The company compiles data in three ways. First, it asks vendors and manufacturers for client lists so that KLAS can speak with the users directly. KLAS will also use this list of contacts to get information on other products, providing a more comprehensive perspective on a company’s offerings. Finally, customers can come directly to the KLAS Web site and submit surveys and evaluations electronically.

With data that are this widespread, KLAS is able to track trends not only in a specific company’s portfolio but also throughout the industry as a whole.

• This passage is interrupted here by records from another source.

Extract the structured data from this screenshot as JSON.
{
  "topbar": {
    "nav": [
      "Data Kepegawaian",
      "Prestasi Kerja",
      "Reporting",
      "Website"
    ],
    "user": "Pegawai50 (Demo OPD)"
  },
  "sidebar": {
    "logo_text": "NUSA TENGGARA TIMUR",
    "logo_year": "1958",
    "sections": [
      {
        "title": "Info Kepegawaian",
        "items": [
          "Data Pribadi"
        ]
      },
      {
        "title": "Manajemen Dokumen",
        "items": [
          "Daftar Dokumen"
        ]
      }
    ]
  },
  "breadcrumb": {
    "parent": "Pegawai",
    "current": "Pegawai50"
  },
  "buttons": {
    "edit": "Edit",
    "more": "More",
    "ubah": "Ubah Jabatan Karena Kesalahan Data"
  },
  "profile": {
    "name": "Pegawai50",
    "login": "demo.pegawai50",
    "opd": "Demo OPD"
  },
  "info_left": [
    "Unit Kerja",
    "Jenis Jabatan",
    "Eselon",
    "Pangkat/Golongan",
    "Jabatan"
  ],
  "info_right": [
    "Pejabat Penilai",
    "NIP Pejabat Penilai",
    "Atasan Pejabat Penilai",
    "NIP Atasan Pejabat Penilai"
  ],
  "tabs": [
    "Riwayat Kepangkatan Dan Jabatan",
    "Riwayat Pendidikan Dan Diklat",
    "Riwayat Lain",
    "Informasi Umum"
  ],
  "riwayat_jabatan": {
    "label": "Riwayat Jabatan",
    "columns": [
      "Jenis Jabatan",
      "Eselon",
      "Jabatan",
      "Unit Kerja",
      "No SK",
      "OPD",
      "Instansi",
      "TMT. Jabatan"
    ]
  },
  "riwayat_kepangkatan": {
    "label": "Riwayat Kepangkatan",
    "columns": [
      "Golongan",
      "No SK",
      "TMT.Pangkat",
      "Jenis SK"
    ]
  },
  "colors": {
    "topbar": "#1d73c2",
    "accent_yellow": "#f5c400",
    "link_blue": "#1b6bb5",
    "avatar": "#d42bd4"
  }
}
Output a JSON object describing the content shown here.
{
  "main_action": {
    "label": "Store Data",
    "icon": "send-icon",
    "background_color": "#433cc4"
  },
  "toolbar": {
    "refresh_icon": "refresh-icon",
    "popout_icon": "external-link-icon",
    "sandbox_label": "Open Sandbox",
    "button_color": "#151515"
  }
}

“In the hospital RIS market, I think you’re seeing that integrated EMR strategy—single-vendor strategy—a little bit more pronounced, and it’s become more mature over the last 2 to 5 years,” said Ben Brown, general manager, medical imaging and medical equipment research, KLAS. “Especially in the last 2 years, the whole idea of integration or a single vendor from the EMR down to ancillaries is a more and more common theme with hospital administrations. If a hospital can use all of Cerner, all of MEDITECH, all of GE, all of Siemens, all of Epic, for example, there tends to be a preference to do that, which resonates through the RIS market as well.

“Those are a couple of the dynamics that I’ve seen on the RIS side. But more and more integration, whether it’s EMR/RIS integration or RIS/PACS integration, those are a couple of big priorities that we’re seeing on the provider side that’s become more involved in the last couple of years,” he said.

In the PACS market, Brown cites increasingly prevalent acquisitions as the source of the most change. Mergers from large manufacturers like GE Healthcare, McKesson, and Merge Healthcare have all significantly changed the PACS field. Merge, for example, is trying to balance five different PACS systems in its portfolio due to mergers and hopes to eventually migrate their various customers onto one consolidated platform.